Sokaktaki bu tespiti, Profesör Topyan da doğruluyor.
Kudret Topyan: "Bakın COVID’le ile ilgili paralar artık verilmiyor, işsizlik paraları verilmiyor. İnsanların ellerinde birikmiş olan fonlar tükenmek üzere. Bunlar tükendiğinde işler eski normallerine dönmek zorunda kalacak. Bir de işsizlik rakamlarının insanları aldatmamasını söylemek istiyorum. 3,6 deniyor ama aslen çok daha fazla çünkü birçok kişi şu anda emek pazarında değiller. Çünkü işsizlik istatistiği çıkarken insanlara soruyorsunuz. 'Çalıştınız mı geçtiğimiz iki hafta boyunca? Hayır' diyor. 'Çalışmak istediniz mi diye soruluyor. Hayır' diyor. O zaman işsiz değilsiniz."
Aralarında Türk esnafların bulunduğu işletme sahipleri de enflasyonun piyasayı olumsuz etkilediğini söylüyor.
Nuh Topuz – Türk Esnaf: “Fiyat artışı evet görüyoruz. Bir kiloluk beyaz peynir 9,99’a satarken şu an 14,99’a satıyoruz. Bir kiloluk kaşar peyniri 12,99’a satarken şu an 19,99’a satıyoruz. Müşteriler şikayet ediyorlar. İki gün önce bu kadardı şimdi niye böyle bu kadar arttı diye onlar da kendilerince haklı tabi ki. Ana maddelere yöneliyorlar. Ekstra ürün almaktansa ana kalemleri almayı tercih ediyorlar.”
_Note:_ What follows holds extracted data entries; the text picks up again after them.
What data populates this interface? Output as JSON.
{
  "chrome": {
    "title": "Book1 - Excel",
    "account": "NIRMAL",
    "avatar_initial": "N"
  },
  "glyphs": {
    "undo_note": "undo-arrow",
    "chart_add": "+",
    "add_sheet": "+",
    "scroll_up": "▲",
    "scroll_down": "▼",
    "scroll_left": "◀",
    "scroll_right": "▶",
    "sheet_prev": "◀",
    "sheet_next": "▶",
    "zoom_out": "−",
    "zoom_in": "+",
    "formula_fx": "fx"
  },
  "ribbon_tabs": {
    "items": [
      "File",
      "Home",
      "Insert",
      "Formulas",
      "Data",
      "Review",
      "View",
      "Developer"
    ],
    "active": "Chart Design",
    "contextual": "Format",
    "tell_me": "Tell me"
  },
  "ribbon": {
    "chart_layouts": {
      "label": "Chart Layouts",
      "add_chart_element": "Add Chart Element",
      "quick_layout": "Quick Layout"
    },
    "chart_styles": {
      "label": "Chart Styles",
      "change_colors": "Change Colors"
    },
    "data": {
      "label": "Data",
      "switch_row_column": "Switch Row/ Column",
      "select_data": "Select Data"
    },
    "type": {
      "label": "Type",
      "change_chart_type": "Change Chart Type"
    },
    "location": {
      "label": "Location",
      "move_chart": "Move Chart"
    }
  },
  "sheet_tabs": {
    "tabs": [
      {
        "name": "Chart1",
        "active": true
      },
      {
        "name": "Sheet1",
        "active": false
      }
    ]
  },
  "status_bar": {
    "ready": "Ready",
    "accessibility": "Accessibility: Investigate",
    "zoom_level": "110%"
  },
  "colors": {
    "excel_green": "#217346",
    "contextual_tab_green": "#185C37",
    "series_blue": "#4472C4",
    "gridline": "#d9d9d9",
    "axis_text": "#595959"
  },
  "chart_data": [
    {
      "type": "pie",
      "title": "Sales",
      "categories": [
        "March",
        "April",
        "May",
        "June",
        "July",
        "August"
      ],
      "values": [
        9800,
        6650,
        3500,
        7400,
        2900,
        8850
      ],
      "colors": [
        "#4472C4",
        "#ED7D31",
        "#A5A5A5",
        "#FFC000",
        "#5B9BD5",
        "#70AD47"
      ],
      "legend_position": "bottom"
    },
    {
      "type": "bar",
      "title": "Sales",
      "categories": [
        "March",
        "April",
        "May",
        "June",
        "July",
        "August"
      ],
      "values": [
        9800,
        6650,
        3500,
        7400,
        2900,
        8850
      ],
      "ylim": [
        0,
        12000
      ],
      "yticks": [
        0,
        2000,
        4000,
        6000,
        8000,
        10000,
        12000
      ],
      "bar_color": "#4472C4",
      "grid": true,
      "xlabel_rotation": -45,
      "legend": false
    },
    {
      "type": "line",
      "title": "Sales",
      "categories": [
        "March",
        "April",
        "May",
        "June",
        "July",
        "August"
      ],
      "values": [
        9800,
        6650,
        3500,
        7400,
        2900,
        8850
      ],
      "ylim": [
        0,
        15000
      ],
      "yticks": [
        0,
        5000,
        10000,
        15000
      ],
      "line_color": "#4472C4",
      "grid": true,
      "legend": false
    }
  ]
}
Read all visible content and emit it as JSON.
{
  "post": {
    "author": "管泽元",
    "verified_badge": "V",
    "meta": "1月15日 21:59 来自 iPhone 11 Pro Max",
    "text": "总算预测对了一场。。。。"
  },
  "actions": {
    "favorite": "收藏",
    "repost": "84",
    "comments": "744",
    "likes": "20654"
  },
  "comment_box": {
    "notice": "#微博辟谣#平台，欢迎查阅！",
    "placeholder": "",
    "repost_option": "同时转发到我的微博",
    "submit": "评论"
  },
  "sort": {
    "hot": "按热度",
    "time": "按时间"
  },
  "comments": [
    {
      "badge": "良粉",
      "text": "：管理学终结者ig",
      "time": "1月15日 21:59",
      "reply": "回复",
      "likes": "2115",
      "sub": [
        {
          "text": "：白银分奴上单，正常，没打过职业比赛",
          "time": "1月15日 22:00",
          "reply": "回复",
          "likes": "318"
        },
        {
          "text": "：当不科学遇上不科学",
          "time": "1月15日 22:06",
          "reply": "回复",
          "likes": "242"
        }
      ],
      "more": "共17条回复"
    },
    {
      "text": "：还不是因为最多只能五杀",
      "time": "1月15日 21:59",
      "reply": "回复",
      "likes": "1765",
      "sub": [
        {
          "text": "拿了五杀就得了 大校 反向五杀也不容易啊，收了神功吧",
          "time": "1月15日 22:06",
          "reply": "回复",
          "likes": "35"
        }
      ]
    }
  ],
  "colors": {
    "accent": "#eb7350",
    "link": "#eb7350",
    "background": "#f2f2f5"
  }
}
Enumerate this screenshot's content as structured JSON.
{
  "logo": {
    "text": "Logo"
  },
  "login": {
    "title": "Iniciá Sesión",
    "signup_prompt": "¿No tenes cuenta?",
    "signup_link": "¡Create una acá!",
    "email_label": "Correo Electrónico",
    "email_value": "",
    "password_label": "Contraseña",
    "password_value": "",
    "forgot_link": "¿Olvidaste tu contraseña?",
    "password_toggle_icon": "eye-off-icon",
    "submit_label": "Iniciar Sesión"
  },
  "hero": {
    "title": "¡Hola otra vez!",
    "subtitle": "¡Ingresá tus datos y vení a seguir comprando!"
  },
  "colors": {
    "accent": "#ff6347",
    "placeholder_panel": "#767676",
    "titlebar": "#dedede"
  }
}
Mark William Force - Emekli: “Evet fiyat artışını hissediyoruz. 40 yıldır ilk kez bu kadar yüksek ve her şeyin fiyatı artıyor. Manhattan bölgesinde ofisler boşalıyor. Yüksek kiralar ve evden çalışma nedeniyle insanlar, New Jersey’e daha ucuz olan yerlere kaçıyorlar. İşlerimiz 2019’a kıyasla neredeyse yüzde 40 azaldı.”
ABD’de enflasyonu körükleyen nedenlerden biri de küresel riskler. New York Üniversitesi’nden Joseph Foudy, enerji fiyatlarının yükselmesi, Ukrayna savaşı ve olası bir COVID salgını dalgasının, daha da büyük sorunlar yaratabileceğine de işaret ediyor.
Joseph FOUDY: “Rusya’nın gaz akışını keseceği artık neredeyse kesin ve bu Avrupa ekonomisi üzerinde çok ağır bir durum yaratacak. Bu durum bir taraftan da deflayonist bir baskı yaratacak. Burada işsizliğin arttığını görebilirsiniz. Ancak artan enerji fiyatları, tedarik zincirlerinde bir şok etkisi yaratabilir ve aynı anda hem işsizlik hem de yüksek fiyatlar görebiliriz. Çin’in COVID’e karşı önlemlerini de ekleyince tüm olasılıklar masada diyebiliriz.”
Ancak tüm ekonomistler bu kadar karamsar değil. Manhattan College’tan Profesör Topyan, formüllerin belli olduğunu ABD Merkez Bankası’nın doğru adımları sayesinde krizin geçici olacağını savunuyor.
Kudret Topyan: “Birçok kişi mesela sürekli felaket tellallığı yapıp. Stock market battı batıyor diyor. Öyle düşünmüyorum çünkü tam yerinde ve zamanında belki biraz geç Amerika'da teşhis kondu ve gereken yapılıyor. Bence hasta iyileşecek. 2023'te en azından iyileşme emareleri gayet güzel görünür hale gelecek.”
Tüm bunlar olurken şimdi sadece ABD’de değil tüm dünyada gözler, ABD Merkez Bankası FED’in bu ay açıklayacağı faiz kararına kilitlendi. Piyasalar, FED’in bu ay alacağı kararla hem enflasyonun geleceği hem de resesyon endişeleri konusunda yolun biraz daha aydınlanmasını umuyor. Sokaktaki halksa, fiyatların düşmesini.